You Can Provide Clean Water to Persecuted Christians

I. Introduction and Purpose (Proverbs 1:1-7)


I. Introduction and Purpose (1:1-7)

1:1-7 In these introductory verses of Proverbs, Solomon son of David, king of Israel (1:1) explains the purpose of the book. Proverbs is intended to make us wise. To be wise is to be disciplined, understanding, just, shrewd, and discerning (1:2-6). It’s the ability to take God’s perspective and turn it into functional application. It’s spiritual understanding applied to earthly living; it’s the God-given ability to make good decisions.

Living wisely doesn’t require a PhD. In fact, you can be a brilliant fool—someone who has a lot of book sense but no common sense. Information is not the only key to good decision-making, then; we need wisdom—the ability to apply the knowledge we have.

Wisdom is to truth as a shoe is to shoe leather. And lest we think we can have wisdom apart from the truth about God, Solomon hangs the key to the book right at the front door: The fear of the Lord is the beginning of knowledge (1:7).

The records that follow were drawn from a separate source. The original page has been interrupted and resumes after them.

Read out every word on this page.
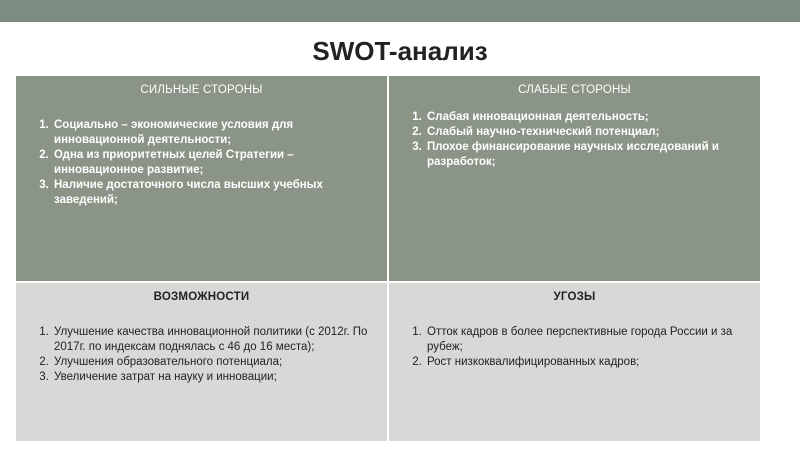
SWOT-анализ
СИЛЬНЫЕ СТОРОНЫ
1. Социально – экономические условия для инновационной деятельности;
2. Одна из приоритетных целей Стратегии – инновационное развитие;
3. Наличие достаточного числа высших учебных заведений;
СЛАБЫЕ СТОРОНЫ
1. Слабая инновационная деятельность;
2. Слабый научно-технический потенциал;
3. Плохое финансирование научных исследований и разработок;
ВОЗМОЖНОСТИ
1. Улучшение качества инновационной политики (с 2012г. По 2017г. по индексам поднялась с 46 до 16 места);
2. Улучшения образовательного потенциала;
3. Увеличение затрат на науку и инновации;
УГОЗЫ
1. Отток кадров в более перспективные города России и за рубеж;
2. Рост низкоквалифицированных кадров;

To have true knowledge is to perceive the right nature of a thing, and it is not possible to be truly wise without fearing the Lord. This doesn’t mean walking around feeling terrified of God. It means holding him in reverence, taking him seriously. Proverbs teaches that all true wisdom and knowledge is rooted in God and his Word, and it urges us to cultivate a fear of God through a relationship with him. The apostle Paul prayed for the Christians in Ephesus that God would give them a spirit of “wisdom and revelation in the knowledge of him” (Eph 1:17), further suggesting that being wise means knowing and fearing God.

Proverbs teaches that the knowledge of God opens the door to wisdom. By contrast, fools despise wisdom and discipline (1:7). A fool is a self-centered person who lives life without regard to wisdom and moral values. A fool rejects God’s perspective. The Bible (and Proverbs in particular) commands us to become wise and condemns us if we don’t.